JUGAAD: Comprehensive Malware Behavior-as-a-Service

An in-depth analysis of the impact of malware across multiple layers of cyber-connected systems is crucial for confronting evolving cyber-attacks. Gleaning such insights requires executing malware samples in analysis frameworks and observing their run-time characteristics. However, the evasive nature of malware, its dependence on real-world conditions, Internet connectivity, and short-lived remote servers to reveal its behavior, and the catastrophic consequences of its execution, pose significant challenges in collecting its real-world run-time behavior in analysis environments. In this context, we propose JUGAAD, a malware behavior-as-a-service to meet the demands for the safe execution of malware.
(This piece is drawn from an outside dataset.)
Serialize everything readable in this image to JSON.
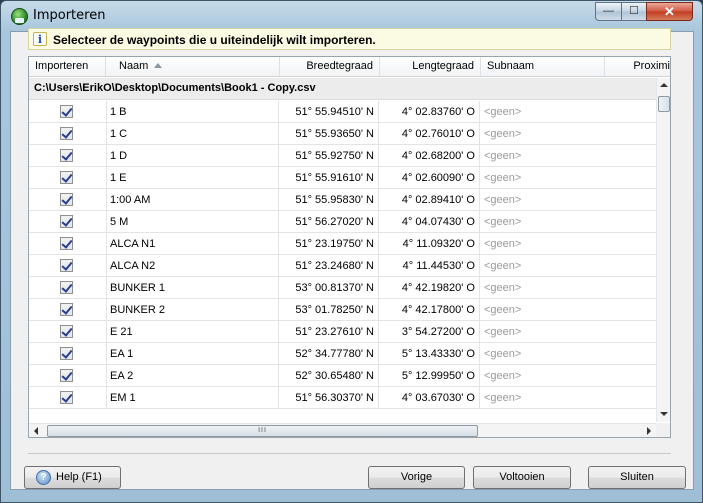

Such a service enables the users to submit malware hashes or programs and retrieve their precise and comprehensive real-world run-time characteristics. Unlike prior services that analyze malware and present verdicts on maliciousness and analysis reports, JUGAAD provides raw run-time characteristics to foster unbounded research while alleviating the unpredictable risks involved in executing them. JUGAAD facilitates such a service with a back-end that executes a regular supply of malware samples on a real-world testbed to feed a growing data-corpus that is used to serve the users. With heterogeneous compute and Internet connectivity, the testbed ensures real-world conditions for malware to operate while containing its ramifications. The simultaneous capture of multiple execution artifacts across the system stack, including network, operating system, and hardware, presents a comprehensive view of malware activity to foster multi-dimensional research. Finally, the automated mechanisms in JUGAAD ensure that the data-corpus is continually growing and is up to date with the changing malware landscape.